Posted on Jul 6, 2023

Filming a snooker prodigy on his journey to becoming a professional player may sound straightforward, but in the world of TV, creating content for kids requires a unique approach

WORDS Robert Shepherd | IMAGES The Format Factory

“Never work with children or animals” is a quote often attributed to famed American actor and wit WC Fields. In all seriousness, he had a point. Aside from their inexperience in front of camera, you’ll be confronted with many hoops to jump through.

From compliance with various safety regulations to careful consideration of what is shown on screen, the production of children’s TV programmes involves more than capturing great stories and talents. One such example is the popular CBBC series My Life, which follows the experiences of young individuals with extraordinary stories.

Benjamin Field, a producer/director at production house The Format Factory, explains how one episode of the series – titled Taking My Shot – came about through a recommendation from people who knew about the achievements of a young man named Stan Moody. “At the time of pitching, Stan had won the under-14 English snooker championship – and the under-16, under-18 and then the under-21 as well – all in the space of about 12 months!” says Field. “So he seemed like a natural candidate to have a documentary made about him.”

Securing access to the talent – often the most difficult part of the commissioning and production process – ended up being the easiest step on this occasion. However, filming the 16-year-old suddenly threw up a number of different challenges that the production team would never face when working with adults.
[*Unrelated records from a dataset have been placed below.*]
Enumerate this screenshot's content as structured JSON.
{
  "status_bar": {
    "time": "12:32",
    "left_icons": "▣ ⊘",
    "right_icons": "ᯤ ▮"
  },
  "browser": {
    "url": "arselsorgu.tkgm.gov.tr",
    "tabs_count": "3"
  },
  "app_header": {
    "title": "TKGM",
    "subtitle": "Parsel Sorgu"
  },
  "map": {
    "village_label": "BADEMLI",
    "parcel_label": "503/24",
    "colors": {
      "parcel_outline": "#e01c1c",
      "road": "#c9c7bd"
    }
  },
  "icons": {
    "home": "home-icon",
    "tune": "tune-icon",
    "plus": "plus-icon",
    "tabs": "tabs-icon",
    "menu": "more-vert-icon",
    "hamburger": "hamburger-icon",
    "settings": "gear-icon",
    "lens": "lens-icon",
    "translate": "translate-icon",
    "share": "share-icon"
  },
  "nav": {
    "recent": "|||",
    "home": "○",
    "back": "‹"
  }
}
BACK TO SCHOOL | Filming children’s TV presented the team with fresh challenges and a steep learning curve

A DUTY OF CARE

“There are quite a few differences,” Field ventures, on the difficulties of producing and directing a TV show targeting an audience of children. “The main one is that you can’t take for granted any assumed knowledge. You have to put in a lot more signposting for viewers of children’s TV than you would for adults.”

He also emphasises the importance of compliance with safety regulations, explaining that the team had to be cautious about what was shown on screen to ensure young viewers do not imitate unsafe actions. “People always assume that’s about the really obvious stuff, like ‘don’t hang from that tree just using your feet’,” Field continues. “It’s not that at all in truth. It’s more about what happens if you get in a car and we show Stan not wearing a seatbelt while his dad drives off, but he puts it on five or ten seconds later. That’s the kind of behaviour that we can’t allow our audience to imitate and rationalise by claiming that they saw it occur in a children’s BBC documentary.”

This requires constant attention. And while much of it seems obvious, Fields claims ‘its also the stuff that it’s easy to get caught out on’.

Additionally, there’s the small matter regarding duty of care. The producer carries the responsibility of depicting sensitive topics – such as mental health – in children’s content. He acknowledged that, while it was important to address these topics, this had to be done in a sensitive and age-appropriate manner. “The team at My Life strived to strike a balance between depicting real-life issues and maintaining the show’s suitability for young audiences,” Fields adds.

CUED UP | The Format Factory specialises in unscripted filmmaking and has scored contracts with many of the UK’s major broadcasters

POT SHOTS

Discussing production choices, Field and his tight-knit team were familiar with the capabilities of Blackmagic cameras, as they had used them at length previously when filming Gerry Anderson: A Life Uncharted for Britbox – read more in the December 2022 issue of Definition – and trusted the brand for its documentary filmmaking prowess.

“The Blackmagic Pocket 6K cameras are brilliant due to their design flexibility and dynamism, which provided a wide range of options for capturing different types of shots,” Field opines. “The title sequence of Taking My Shot was filmed at 100 frames per second, allowing for a visually stunning result.”

Field highlights that the Blackmagic cameras were up to the task of capturing live-action footage of snooker matches. Despite the rapid movement of the balls, the team wanted to make sure all footage was crystal clear. He describes how the cameras were able to record the fast-paced action with particularly sharp images, providing the dynamic footage needed for the documentary.